A meta de redução dos déficits fiscais pela metade até 2013, acordada no encontro do G-20 do último fim de semana, deve ser alcançada com facilidade pelo Brasil, mesmo sem haver recomendação expressa no comunicado final da cúpula em relação aos países emergentes, só aos desenvolvidos. O ministro da Fazenda, Guido Mantega, previu que o Déficit nominal do Brasil, hoje a 3,2% do Produto Interno Bruto (PIB), cairá à metade este ano, para 1,5%, o que pode se viabilizar pela forte Expansão da economia, mesmo sem cortar gastos. Na zona do euro, que sofre crise de confiança, o Déficit médio está em 7,1%. Nos Estados Unidos, supera 10%.
- Não é do Brasil que estamos falando. Se tem um país com condições de cumprir é o Brasil - disse Mantega, no sábado, nas negociações do G-20.
Até a crise que estourou no fim de 2008, a meta do governo era atingir o Déficit nominal zero - casamento perfeito entre receitas e despesas, incluindo o pagamento de juros - em 2010. Mas, com a contração da Economia em 2009 e as medidas de estímulo para evitar Recessão maior, o objetivo foi adiado para 2012. Ainda assim, a situação do Brasil é confortável em relação aos países avançados e até entre emergentes. O Déficit nominal é o menor dos países do G-20.

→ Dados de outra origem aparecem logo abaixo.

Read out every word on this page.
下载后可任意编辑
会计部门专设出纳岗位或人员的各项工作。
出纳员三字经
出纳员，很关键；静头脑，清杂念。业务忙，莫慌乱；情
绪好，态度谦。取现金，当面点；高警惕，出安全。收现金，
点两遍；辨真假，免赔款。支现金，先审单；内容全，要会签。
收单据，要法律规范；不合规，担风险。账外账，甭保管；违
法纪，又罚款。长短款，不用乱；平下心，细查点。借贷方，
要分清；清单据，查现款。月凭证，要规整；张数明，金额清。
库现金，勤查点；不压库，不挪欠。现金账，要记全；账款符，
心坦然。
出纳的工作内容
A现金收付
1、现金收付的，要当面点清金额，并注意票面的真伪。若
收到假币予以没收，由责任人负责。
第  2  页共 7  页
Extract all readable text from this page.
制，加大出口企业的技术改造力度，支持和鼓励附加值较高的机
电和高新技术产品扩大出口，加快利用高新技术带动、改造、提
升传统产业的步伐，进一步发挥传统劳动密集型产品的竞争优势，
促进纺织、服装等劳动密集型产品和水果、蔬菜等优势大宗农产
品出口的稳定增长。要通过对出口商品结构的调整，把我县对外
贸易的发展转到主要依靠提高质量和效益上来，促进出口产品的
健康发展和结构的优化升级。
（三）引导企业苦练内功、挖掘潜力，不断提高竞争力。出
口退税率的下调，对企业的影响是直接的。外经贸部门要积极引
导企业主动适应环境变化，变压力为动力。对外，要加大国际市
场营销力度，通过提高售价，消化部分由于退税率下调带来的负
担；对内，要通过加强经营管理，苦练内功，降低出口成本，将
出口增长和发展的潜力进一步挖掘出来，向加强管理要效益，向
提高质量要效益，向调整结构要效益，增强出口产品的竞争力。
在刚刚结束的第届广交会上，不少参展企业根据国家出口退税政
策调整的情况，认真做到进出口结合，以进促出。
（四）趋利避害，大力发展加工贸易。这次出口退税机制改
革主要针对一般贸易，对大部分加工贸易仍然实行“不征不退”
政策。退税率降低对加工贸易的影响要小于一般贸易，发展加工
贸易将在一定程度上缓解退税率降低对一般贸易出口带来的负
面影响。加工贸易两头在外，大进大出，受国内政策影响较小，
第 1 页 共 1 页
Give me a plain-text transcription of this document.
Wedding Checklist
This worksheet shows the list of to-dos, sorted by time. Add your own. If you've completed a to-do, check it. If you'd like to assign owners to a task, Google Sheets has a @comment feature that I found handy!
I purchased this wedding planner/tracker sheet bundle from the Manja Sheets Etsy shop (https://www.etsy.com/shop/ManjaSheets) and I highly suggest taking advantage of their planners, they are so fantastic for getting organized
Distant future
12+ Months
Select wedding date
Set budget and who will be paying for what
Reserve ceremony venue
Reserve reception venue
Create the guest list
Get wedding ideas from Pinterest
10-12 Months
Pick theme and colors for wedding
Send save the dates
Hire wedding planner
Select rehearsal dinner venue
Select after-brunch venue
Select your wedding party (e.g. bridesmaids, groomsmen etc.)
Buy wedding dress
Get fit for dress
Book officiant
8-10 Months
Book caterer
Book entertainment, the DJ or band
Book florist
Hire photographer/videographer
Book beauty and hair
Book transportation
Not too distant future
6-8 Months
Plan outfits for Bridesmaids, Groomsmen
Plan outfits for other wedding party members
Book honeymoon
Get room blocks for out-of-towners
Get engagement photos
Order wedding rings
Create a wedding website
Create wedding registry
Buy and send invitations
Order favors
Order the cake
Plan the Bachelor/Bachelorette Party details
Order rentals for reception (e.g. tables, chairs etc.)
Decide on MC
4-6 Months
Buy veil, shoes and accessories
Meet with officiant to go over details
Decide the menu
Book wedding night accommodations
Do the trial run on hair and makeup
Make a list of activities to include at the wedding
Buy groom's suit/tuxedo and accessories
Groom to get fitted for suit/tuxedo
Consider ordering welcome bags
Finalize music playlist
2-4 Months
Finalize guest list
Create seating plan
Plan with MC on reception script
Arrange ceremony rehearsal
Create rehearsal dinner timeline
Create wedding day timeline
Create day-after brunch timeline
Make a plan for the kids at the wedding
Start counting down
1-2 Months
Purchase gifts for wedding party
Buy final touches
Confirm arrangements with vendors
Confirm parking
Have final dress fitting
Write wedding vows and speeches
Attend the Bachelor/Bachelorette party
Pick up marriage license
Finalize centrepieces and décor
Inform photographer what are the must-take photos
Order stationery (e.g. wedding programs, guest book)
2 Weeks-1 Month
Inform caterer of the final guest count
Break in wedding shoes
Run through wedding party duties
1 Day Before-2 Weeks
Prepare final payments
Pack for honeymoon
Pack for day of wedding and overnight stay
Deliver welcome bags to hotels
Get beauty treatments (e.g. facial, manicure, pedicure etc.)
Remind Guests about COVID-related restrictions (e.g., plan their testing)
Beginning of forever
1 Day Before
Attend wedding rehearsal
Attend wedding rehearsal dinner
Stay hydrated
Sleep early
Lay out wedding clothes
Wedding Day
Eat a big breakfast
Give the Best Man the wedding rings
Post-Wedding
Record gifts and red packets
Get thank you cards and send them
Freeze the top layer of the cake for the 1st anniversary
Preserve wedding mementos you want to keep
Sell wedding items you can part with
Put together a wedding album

Para o Economista da Unicamp Francisco Lopreato, especialista em finanças públicas, o Brasil tem a situação mais cômoda no bloco, mesmo após "o afrouxamento" para enfrentar a crise, como o corte de IPI de Bens duráveis:
- Nossa situação não se confunde com a dos EUA e da Europa.
Para Lopreato, a atual Política fiscal e a manutenção do crescimento vão levar a uma redução do endividamento público em relação ao PIB. O que poderia afetar a trajetória seria um novo aperto da política monetária:
- Mas não acredito em espaço para se manter alta muito forte de juros, já que o cenário ainda é de Recessão nas maiores economias, cujos reflexos também podem ser sentidos no Brasil.
Para o ex-secretário de Finanças de São Paulo Amir Khair, também é necessário "cuidado na administração da Selic", mas ele diz que seria "um tiro no pé" manter uma Política Econômica que sacrifique a atividade:
- O Brasil tem posição muito cômoda em relação ao G-20. Vejo espaço para reduzir a dívida líquida para nível abaixo de 40% do PIB.
No Japão, dívida atinge 200% do PIB
A recomendação do G-20 tem endereço certo: os países avançados, em especial os com déficits fiscais altos. E atende a uma Demanda da Alemanha e de outros europeus, que buscaram na cúpula chancelar suas propostas de Ajuste Fiscal mais duro após a crise da Grécia. O resultado final foi um equilíbrio entre a proposta de ajuste e a posição dos EUA e nações emergentes, inclusive o Brasil, favoráveis a incentivar o crescimento. Mantega frisou que "os países emergentes não podem carregar nas costas os mais avançados".
Havia o temor de que a cúpula indicasse a retirada de incentivos antes dos prazos originais, em nome de um ajuste forte nas contas, já que estímulos significam mais gastos ou renúncia fiscal. Caso países exportadores como a Alemanha adotem medidas duras de ajuste, haverá retração do mercado interno afetando as exportações de Brasil e outros emergentes.
Os EUA, que defenderam a manutenção de estímulos ao crescimento, anunciaram que reduzirão seu Déficit fiscal de 11% a 4,2% do PIB até 2013, mais que a meta. A Alemanha estima chegar em 2013 com Déficit de 3%, contra os 5,6% atuais e o Canadá - que levou ao G-20 a meta de redução dos déficits à metade até 2013 - quer cumprir a meta já no ano que vem.
No Japão, a situação é complicada, com Déficit de 7,9% do PIB e dívida equivalente a 200% do PIB, a maior do mundo. Mas a cúpula reconheceu a dificuldade e liberou o governo japonês de cumprir a meta. Em geral, o comunicado diz que "o caminho do ajuste deve ser cuidadosamente calibrado para sustentar a recuperação". E alerta para riscos de ajuste muito rigoroso e sincronizado nos países avançados comprometer a frágil recuperação global. Por outro lado, enfatiza a necessidade dos ajustes.